Fas kentindeki toplantıda İsrail ile Hamas arasındaki savaşın zaten kırılgan olan küresel ekonomi açısından ne kadar büyük bir risk oluşturduğunu söylemek için henüz çok erken olduğu kamuoyuna söylendi, ancak uyarı işaretleri açıkça mevcuttu.
IMF, ekonomik aktivitenin yavaşlayacağı ancak on yıllardır yaşanan en sert faiz artışının ağırlığı altında çökmeyeceği yumuşak bir iniş umudunu taşıyor. IMF’nin tavsiye ettiği gibi, faiz oranlarının daha uzun süre yüksek kalması durumunda varlık fiyatlarının düşme ihtimalinin yüksek olduğunu da varsaymıyor.
Bu aşırı iyimser bir değerlendirme gibi görünse de geçen hafta yaşanan olaylara hakim olan kayıtsızlığı yansıtıyor. Adil olmak gerekirse, bazı mütevazı başarılar da vardı. IMF’nin ek mali ateş gücüne ihtiyaç duyduğu konusunda fikir birliği vardı. Zambiya’nın borçlarının hafifletilmesi konusunda ilerleme kaydedildi. Yeni Dünya Bankası Başkanı Ajay Banga “daha büyük, daha cesur, daha iyi” bir banka vizyonunu özetledi.
Ancak gerçek bir aciliyet duygusu yoktu. Overseas Development Institute düşünce kuruluşundan Michael Jacobs, “Toplantılar için çıta düşüktü” dedi. “Ve bunu daha yeni yaptılar.” Ayrıca katılımcıların, ABD yatırım bankası JP Morgan’ın başkanı Jamie Dimon’un “bu, dünyanın gördüğü en tehlikeli zaman olabilir” uyarısına kulak verdiğine dair pek fazla kanıt yoktu. onyıllardır.”

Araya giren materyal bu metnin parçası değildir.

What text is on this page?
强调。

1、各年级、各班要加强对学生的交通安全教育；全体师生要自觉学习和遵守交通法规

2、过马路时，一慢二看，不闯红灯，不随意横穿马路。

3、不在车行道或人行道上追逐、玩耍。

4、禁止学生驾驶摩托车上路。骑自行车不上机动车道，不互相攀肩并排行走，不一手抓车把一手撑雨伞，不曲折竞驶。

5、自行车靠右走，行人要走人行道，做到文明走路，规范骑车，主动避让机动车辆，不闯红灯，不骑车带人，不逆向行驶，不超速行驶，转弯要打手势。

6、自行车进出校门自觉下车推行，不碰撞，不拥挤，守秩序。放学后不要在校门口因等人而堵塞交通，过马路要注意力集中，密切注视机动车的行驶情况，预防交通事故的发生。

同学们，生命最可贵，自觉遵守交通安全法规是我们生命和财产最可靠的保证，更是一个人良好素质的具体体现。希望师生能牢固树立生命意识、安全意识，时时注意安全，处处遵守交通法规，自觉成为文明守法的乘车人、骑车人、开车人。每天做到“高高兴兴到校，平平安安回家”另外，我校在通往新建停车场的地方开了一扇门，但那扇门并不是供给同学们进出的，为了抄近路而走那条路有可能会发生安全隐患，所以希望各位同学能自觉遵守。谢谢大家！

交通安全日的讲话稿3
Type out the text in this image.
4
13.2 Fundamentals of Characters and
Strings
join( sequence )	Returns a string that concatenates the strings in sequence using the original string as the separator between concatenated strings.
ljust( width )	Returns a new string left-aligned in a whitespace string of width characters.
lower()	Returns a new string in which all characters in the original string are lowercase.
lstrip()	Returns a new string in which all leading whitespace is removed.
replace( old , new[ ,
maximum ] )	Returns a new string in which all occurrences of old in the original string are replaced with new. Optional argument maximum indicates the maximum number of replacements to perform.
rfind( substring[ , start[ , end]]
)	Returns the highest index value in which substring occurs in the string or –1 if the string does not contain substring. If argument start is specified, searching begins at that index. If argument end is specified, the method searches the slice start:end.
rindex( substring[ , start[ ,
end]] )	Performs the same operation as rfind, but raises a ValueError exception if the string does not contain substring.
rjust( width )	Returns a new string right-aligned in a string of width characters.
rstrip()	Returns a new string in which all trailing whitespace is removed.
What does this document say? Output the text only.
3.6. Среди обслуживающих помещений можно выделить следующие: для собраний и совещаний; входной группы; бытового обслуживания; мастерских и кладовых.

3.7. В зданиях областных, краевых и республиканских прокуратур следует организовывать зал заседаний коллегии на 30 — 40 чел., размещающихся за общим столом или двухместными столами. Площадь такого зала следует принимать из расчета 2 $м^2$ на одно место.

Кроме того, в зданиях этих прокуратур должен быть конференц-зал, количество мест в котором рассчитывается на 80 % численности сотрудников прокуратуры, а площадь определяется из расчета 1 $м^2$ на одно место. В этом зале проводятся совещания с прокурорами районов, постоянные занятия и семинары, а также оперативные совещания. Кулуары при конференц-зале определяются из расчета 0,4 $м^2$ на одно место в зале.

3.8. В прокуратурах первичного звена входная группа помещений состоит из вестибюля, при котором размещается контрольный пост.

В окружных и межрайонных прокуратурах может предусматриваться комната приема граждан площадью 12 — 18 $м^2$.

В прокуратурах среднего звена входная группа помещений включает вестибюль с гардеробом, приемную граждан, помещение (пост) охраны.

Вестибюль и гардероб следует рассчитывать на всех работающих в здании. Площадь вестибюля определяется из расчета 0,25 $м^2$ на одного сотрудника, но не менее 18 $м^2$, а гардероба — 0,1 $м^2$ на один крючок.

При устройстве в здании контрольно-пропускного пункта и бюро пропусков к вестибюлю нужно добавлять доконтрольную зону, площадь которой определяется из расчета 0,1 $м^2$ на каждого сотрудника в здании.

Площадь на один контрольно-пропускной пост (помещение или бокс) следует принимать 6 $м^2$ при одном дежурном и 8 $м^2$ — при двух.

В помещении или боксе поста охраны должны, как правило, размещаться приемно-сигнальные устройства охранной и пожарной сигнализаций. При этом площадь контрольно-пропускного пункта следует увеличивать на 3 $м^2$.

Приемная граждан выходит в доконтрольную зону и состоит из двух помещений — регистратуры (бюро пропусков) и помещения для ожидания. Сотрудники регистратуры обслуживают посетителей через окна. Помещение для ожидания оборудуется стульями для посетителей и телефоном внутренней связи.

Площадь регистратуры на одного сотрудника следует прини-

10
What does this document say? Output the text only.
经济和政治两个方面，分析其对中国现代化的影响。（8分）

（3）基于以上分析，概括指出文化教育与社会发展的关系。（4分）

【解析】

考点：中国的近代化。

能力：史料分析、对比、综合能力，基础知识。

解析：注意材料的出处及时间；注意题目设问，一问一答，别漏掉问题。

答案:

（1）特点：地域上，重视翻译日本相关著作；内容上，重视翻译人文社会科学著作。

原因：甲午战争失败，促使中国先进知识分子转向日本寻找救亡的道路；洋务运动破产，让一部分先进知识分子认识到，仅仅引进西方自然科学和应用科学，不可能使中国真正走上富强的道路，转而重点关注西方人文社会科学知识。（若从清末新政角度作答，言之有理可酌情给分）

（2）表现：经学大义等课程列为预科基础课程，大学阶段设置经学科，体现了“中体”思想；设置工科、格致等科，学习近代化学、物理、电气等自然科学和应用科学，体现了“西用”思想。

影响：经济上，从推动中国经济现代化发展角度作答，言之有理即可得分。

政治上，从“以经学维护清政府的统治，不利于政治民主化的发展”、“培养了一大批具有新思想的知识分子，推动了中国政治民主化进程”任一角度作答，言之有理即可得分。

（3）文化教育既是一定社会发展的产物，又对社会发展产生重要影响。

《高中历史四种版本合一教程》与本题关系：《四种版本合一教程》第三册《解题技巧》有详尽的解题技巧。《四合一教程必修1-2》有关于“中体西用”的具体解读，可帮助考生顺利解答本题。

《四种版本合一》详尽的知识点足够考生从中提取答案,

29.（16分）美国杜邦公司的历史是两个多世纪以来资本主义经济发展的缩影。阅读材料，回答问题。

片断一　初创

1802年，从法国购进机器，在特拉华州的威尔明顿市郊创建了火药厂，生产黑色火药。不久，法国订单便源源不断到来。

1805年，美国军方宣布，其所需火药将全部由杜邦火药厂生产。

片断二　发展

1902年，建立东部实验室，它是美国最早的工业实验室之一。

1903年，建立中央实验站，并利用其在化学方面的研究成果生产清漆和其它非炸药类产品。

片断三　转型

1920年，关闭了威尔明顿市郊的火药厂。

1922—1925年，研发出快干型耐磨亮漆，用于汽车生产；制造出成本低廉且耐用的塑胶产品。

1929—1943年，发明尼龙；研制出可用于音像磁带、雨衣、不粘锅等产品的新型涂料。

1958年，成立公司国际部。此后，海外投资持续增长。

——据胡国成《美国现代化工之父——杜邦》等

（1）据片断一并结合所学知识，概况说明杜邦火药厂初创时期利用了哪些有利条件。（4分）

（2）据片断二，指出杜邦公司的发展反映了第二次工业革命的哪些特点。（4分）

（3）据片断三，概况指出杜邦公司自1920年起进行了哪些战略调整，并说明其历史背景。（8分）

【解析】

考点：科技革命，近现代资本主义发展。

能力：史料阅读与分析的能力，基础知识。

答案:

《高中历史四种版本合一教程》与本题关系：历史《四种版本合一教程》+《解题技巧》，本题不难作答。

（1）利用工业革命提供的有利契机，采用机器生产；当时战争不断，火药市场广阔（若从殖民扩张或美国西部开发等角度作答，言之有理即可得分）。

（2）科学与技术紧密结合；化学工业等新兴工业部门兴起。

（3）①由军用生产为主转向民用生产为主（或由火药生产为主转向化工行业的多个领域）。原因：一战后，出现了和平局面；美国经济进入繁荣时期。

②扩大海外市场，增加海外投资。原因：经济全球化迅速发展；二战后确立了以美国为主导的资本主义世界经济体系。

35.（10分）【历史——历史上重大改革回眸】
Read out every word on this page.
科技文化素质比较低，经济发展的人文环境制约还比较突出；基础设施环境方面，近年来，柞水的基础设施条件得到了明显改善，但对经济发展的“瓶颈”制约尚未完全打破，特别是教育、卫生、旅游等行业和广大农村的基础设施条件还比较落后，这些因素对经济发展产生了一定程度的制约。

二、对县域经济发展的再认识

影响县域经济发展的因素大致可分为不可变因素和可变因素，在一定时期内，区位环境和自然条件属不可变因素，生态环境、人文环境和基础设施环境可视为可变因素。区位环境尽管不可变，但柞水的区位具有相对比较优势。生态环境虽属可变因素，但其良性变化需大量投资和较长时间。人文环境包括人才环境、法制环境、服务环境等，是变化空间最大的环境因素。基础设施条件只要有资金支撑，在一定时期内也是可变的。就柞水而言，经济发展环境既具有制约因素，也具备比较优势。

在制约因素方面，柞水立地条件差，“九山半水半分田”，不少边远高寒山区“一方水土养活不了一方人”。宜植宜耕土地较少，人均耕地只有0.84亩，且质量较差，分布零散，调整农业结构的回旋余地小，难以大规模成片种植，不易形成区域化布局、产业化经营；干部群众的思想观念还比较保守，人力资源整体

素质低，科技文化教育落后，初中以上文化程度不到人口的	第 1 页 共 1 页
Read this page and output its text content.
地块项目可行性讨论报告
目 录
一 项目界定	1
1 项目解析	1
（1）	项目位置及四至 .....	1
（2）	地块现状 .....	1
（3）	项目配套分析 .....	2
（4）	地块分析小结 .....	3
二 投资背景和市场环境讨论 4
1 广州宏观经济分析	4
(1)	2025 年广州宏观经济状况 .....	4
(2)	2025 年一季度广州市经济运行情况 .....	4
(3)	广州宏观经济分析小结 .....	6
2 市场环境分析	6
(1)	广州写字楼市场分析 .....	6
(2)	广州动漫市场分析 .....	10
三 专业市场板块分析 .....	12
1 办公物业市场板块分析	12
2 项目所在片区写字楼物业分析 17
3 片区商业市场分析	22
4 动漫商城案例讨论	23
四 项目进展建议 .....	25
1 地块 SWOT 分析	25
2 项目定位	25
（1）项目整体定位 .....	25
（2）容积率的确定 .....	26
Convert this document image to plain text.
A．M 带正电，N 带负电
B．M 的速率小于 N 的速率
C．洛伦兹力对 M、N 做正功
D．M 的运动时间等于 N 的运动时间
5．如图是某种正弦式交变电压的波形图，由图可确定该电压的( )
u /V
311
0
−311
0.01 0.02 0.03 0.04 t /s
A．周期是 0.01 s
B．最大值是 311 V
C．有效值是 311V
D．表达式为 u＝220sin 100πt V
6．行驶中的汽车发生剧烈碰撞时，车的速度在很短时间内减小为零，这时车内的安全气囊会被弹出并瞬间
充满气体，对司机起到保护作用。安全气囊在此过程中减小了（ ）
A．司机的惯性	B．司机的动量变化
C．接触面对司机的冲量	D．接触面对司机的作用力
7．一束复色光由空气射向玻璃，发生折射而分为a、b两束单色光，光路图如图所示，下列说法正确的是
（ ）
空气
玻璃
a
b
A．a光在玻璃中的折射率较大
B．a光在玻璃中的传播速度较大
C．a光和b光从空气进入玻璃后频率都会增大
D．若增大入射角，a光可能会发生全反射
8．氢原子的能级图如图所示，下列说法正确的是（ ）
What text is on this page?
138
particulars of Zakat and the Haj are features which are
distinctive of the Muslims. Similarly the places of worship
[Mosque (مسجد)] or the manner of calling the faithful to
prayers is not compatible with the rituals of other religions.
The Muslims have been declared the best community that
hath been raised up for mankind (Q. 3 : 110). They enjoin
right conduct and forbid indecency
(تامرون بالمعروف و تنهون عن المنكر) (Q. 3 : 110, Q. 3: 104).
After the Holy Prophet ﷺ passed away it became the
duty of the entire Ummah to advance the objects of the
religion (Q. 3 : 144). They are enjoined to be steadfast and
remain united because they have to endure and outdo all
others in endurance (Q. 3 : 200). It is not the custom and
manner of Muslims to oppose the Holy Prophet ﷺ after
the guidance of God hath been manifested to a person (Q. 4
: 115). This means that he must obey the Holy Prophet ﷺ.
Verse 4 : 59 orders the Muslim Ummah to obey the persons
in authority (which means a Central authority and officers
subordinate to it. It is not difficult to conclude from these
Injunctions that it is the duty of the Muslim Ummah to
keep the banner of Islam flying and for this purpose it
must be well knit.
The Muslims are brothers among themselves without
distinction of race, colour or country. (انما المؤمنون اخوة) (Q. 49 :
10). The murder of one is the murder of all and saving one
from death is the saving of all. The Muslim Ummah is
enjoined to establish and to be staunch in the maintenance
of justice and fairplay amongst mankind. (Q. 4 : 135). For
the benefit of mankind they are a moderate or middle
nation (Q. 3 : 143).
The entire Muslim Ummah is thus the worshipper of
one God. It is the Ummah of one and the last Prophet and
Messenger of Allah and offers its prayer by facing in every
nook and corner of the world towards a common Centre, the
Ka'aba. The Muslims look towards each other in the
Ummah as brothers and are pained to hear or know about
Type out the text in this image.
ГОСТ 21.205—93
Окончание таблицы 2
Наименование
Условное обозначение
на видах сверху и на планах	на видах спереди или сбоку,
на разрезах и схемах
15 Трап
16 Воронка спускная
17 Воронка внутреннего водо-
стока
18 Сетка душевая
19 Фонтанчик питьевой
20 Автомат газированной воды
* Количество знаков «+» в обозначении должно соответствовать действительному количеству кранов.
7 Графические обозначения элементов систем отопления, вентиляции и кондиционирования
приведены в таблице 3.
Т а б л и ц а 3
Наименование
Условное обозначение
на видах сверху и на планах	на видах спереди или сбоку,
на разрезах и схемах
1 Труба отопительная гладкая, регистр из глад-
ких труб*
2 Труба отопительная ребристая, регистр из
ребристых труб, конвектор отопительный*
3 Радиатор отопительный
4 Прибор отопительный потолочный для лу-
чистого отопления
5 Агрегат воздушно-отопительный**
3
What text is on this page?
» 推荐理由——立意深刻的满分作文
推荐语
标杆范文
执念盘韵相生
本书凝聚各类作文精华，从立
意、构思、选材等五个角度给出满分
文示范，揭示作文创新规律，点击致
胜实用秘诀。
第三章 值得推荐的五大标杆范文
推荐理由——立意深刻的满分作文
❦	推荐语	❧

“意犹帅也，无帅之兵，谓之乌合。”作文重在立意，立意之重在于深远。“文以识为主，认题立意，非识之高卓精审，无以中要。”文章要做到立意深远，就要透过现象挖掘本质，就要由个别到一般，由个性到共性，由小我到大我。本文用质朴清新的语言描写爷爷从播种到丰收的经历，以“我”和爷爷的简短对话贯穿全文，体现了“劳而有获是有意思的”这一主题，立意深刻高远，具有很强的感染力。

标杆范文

Orta Doğu’daki savaş, enflasyondaki son düşüşü tersine çevirme ve merkez bankası faiz oranlarının yükselmesine ve finansal piyasalarda satışlara yol açma potansiyeline sahip. Geçen ayın ticaret ve kalkınma raporu UNCTAD (BM Ticaret ve Kalkınma Konferansı), Orta Doğu’daki savaştan önce bile yüksek faiz oranlarının eşitsizliğin artmasına ve yatırımların azalmasına yol açtığını söyledi.
Dünya tarihteki en sıcak eylül ayını yaşadı, Ukrayna’daki savaş sona erecek gibi görünmüyor, salgın ve sonuçları yoksulluk içinde yaşayan insan sayısında onlarca yıldır ilk kez artışa yol açtı ve ülkeler çalışma isteğini artırdı birlikte problem çözmedeki artış düşük düzeydedir.
Dünya Bankası’nın, Nobel ödüllü Joseph Stiglitz’in de desteklediği, yüksek düzeyde eşitsizlikten muzdarip ülkeleri ölçecek ve zaman içinde bu sayıyı azaltmaya çalışacak yeni bir gösterge önerisini kabul etmesi, ileriye yönelik küçük bir adım olacaktır.
Şu anda, yoksul ülkeler – özellikle Afrika’da – Ortak Çerçeve’nin (2020’de borç hafifletme sağlamak amacıyla başlatılan ancak amacına ulaşamayan G20 programı) başarısızlığından giderek daha fazla hayal kırıklığına uğruyor.
IMF’nin genel müdürü Kristalina Georgieva ve Dünya Bankası başkanı Ajay Banga, Ortak Çerçeve’nin kusurlu olduğunu biliyor ancak bunun alternatifi olmadığı konusunda ısrar ediyorlar. Ancak BM Kalkınma Programı Yöneticisi Achim Steiner’in belirttiği gibi 52 ülke halihazırda sıkıntı içinde veya sıkıntı riskiyle karşı karşıya. Aralarında Arjantin, Sri Lanka, Zambiya ve Lübnan’ın da bulunduğu 52 ülkeden dokuzu halihazırda iflas etmiş durumda. IMF’nin yeni nüfuzunun devreye girmesi çok uzun sürmeyecek.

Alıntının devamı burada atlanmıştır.